In my extreme youth, in WW2 England, clocks were set ahead twice during 
the spring, to "Double Summer Time", and back twice during the fall. 
This meant that in midsummer, people could be seen mowing their lawns 
at midnight or later. Of course, very few people used artificial light 
during summer, which made the "blackout" easy to enforce. 
  
-> I've not done the comparison, but I feel that a straightline  
-> zigzig would not fit your `equation of time' at all well;  has  
-> anybody made any formal comparison, do you know ? 
  
Assuming that fixed dates are used for setting the clocks ahead or back 
an hour, then, to make the morning rush-hour reasonably safe, the dates 
for the two changes should be ones on which the times of sunrise (but 
not necessarily sunset) shuld be equal. Ideally, the dates should vary 
with latitude, but since this is impractical, some average latitude 
should be used for the calculation. I have here a table of sunrise 
times for latitudes in North America. At latitude 35 deg. N, which is 
about average for the continent, the sun rises on March 10 at 6:18 
a.m., local mean time. On November 3, it rises at 6:22 a.m.. I chose 
those two dates to be typical of the second Sunday in March and the 
first Sunday in November, which are the dates, by the new rules, for 
the clock changes.
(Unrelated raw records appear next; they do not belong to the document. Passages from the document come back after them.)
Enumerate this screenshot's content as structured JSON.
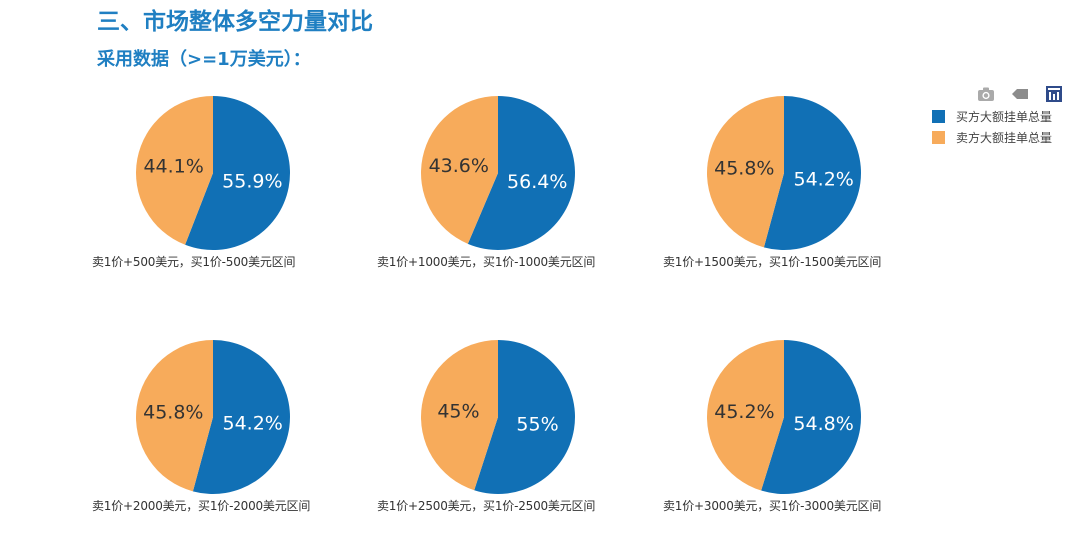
{
  "header": {
    "title": "三、市场整体多空力量对比",
    "subtitle": "采用数据（>=1万美元）："
  },
  "toolbar": {
    "icons": [
      "camera-icon",
      "eraser-icon",
      "data-view-icon"
    ],
    "icon_color": "#999999",
    "active_color": "#2f4b8a"
  },
  "legend": {
    "items": [
      {
        "label": "买方大额挂单总量",
        "color": "#1170b5"
      },
      {
        "label": "卖方大额挂单总量",
        "color": "#f7ab5b"
      }
    ]
  },
  "chart_data": [
    {
      "type": "pie",
      "caption": "卖1价+500美元，买1价-500美元区间",
      "slices": [
        {
          "name": "买方大额挂单总量",
          "value": 55.9,
          "label": "55.9%"
        },
        {
          "name": "卖方大额挂单总量",
          "value": 44.1,
          "label": "44.1%"
        }
      ]
    },
    {
      "type": "pie",
      "caption": "卖1价+1000美元，买1价-1000美元区间",
      "slices": [
        {
          "name": "买方大额挂单总量",
          "value": 56.4,
          "label": "56.4%"
        },
        {
          "name": "卖方大额挂单总量",
          "value": 43.6,
          "label": "43.6%"
        }
      ]
    },
    {
      "type": "pie",
      "caption": "卖1价+1500美元，买1价-1500美元区间",
      "slices": [
        {
          "name": "买方大额挂单总量",
          "value": 54.2,
          "label": "54.2%"
        },
        {
          "name": "卖方大额挂单总量",
          "value": 45.8,
          "label": "45.8%"
        }
      ]
    },
    {
      "type": "pie",
      "caption": "卖1价+2000美元，买1价-2000美元区间",
      "slices": [
        {
          "name": "买方大额挂单总量",
          "value": 54.2,
          "label": "54.2%"
        },
        {
          "name": "卖方大额挂单总量",
          "value": 45.8,
          "label": "45.8%"
        }
      ]
    },
    {
      "type": "pie",
      "caption": "卖1价+2500美元，买1价-2500美元区间",
      "slices": [
        {
          "name": "买方大额挂单总量",
          "value": 55,
          "label": "55%"
        },
        {
          "name": "卖方大额挂单总量",
          "value": 45,
          "label": "45%"
        }
      ]
    },
    {
      "type": "pie",
      "caption": "卖1价+3000美元，买1价-3000美元区间",
      "slices": [
        {
          "name": "买方大额挂单总量",
          "value": 54.8,
          "label": "54.8%"
        },
        {
          "name": "卖方大额挂单总量",
          "value": 45.2,
          "label": "45.2%"
        }
      ]
    }
  ]
}
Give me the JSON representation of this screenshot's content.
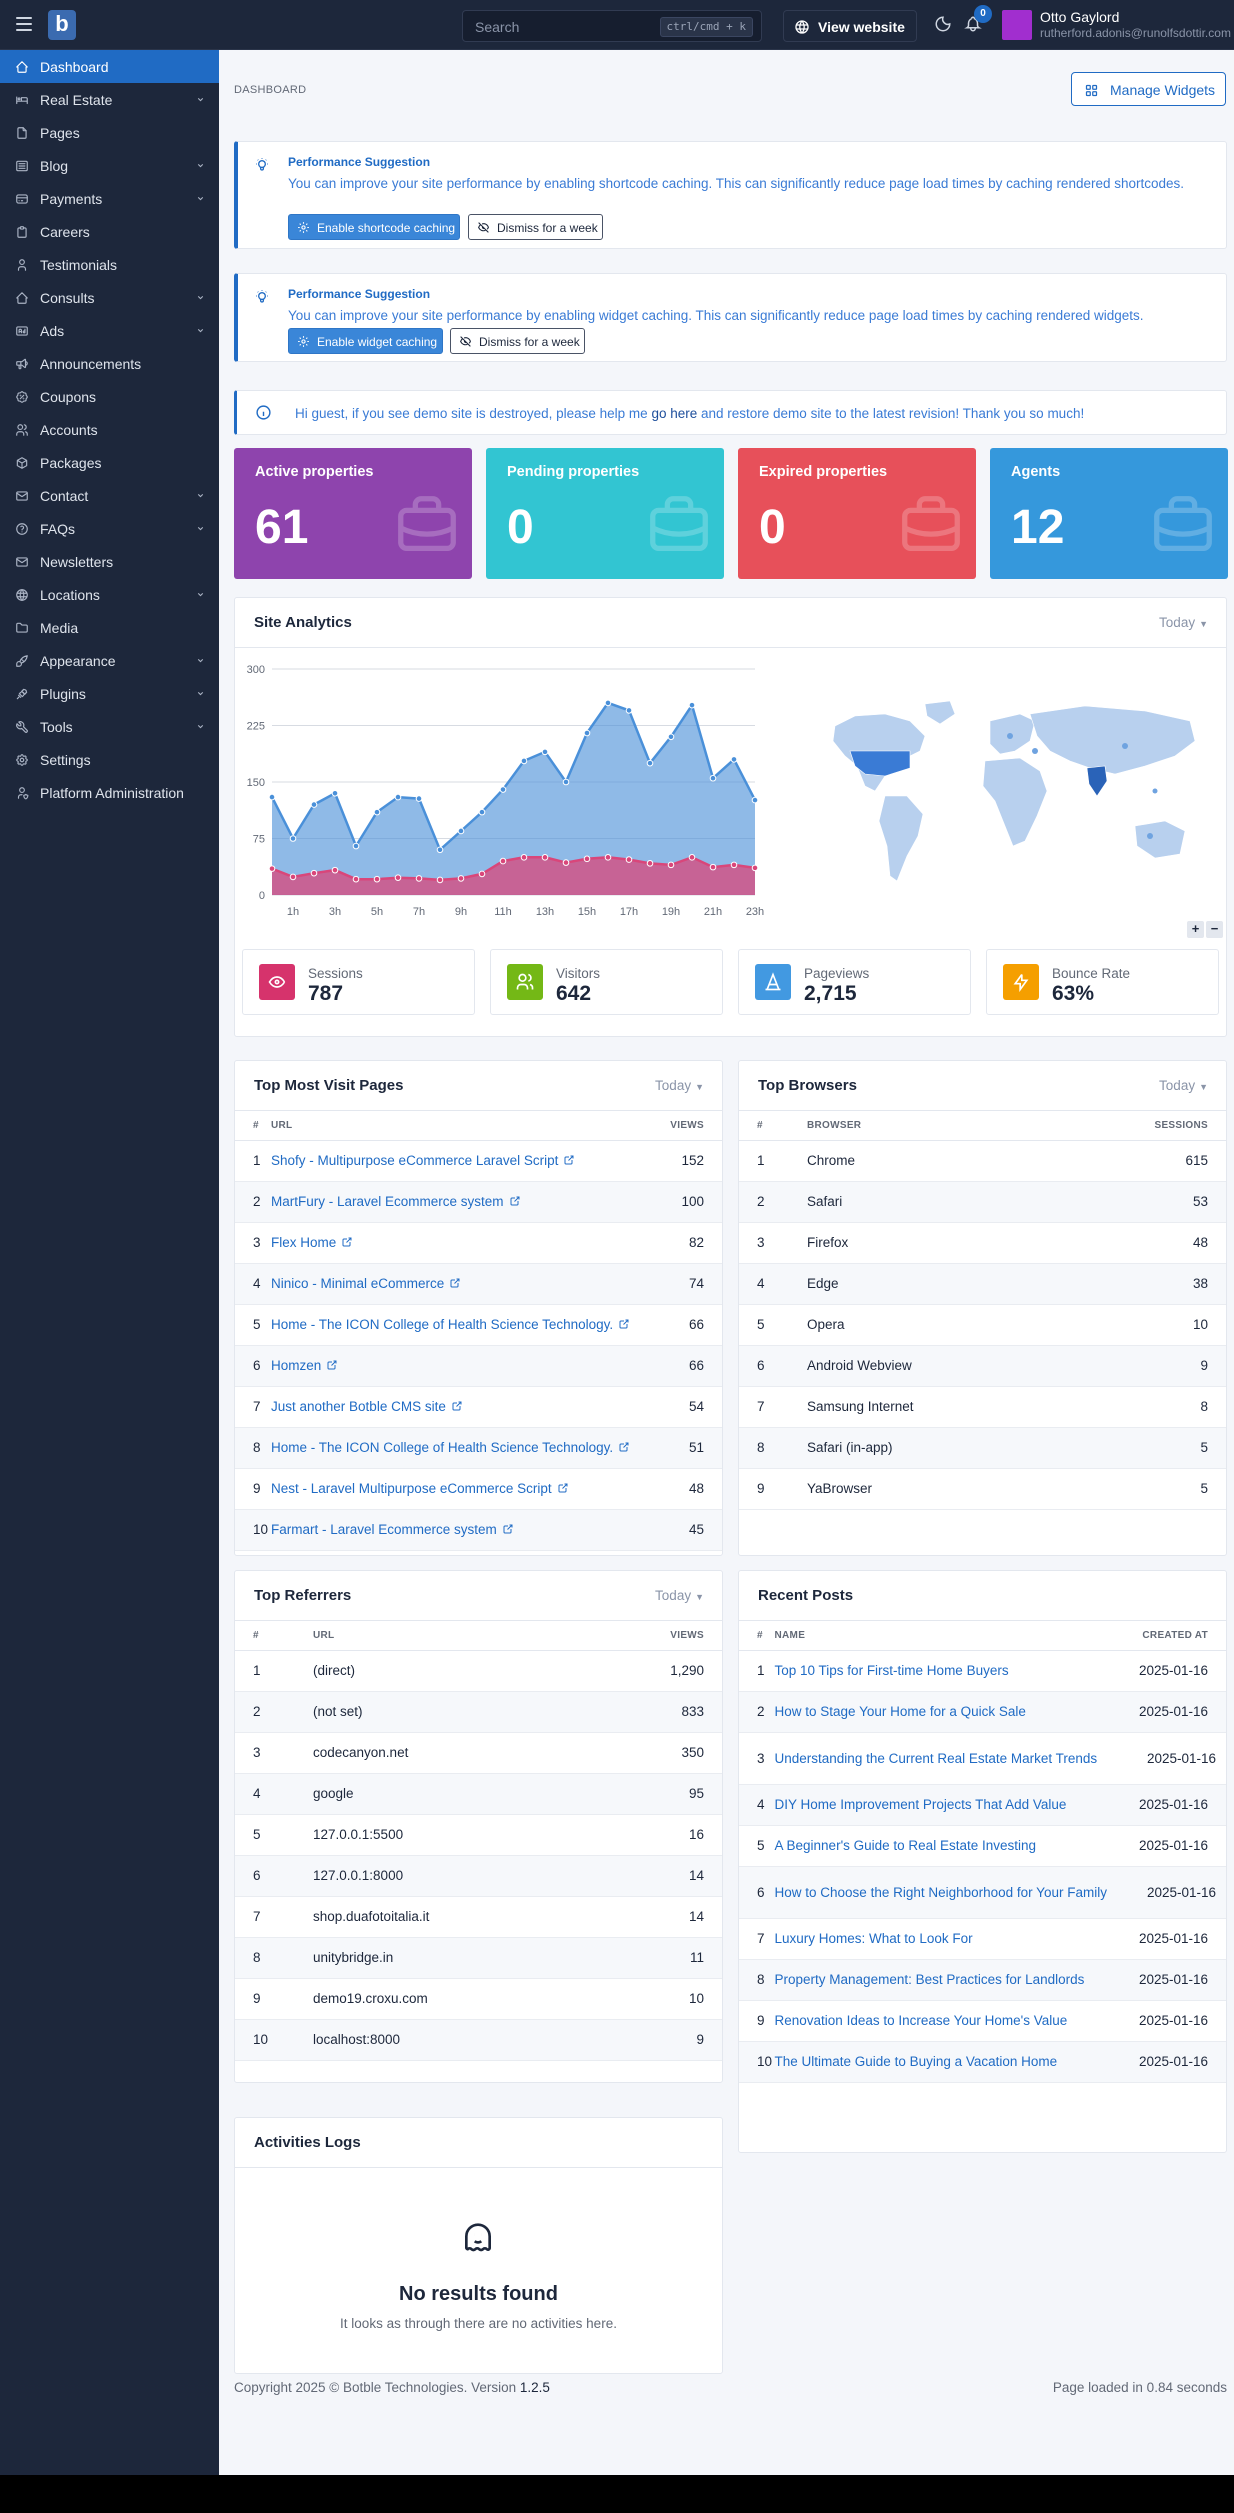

So, within four minutes, the times of sunrise are 
the same on these dates, which means that the new rules will be pretty 
good in this respect. 
  
Incidentally, the times of sunset on the same two dates are 18:03 and 
17:04, respectively, nowhere near equal. 
  
I don't have the wherewithall right here to calculate sunrise times in 
the southern hemisphere. Maybe you can find them out, and see how good 
your DST rules are. 
  
Incidentally, the mnemonics "spring ahead" and "fall
back" are often 
used here to remember the directions in which the clocks change. But 
the new rules will make the "ahead" change occur in what is still 
technically winter. "Winter ahead" somehow doesn't have the right ring.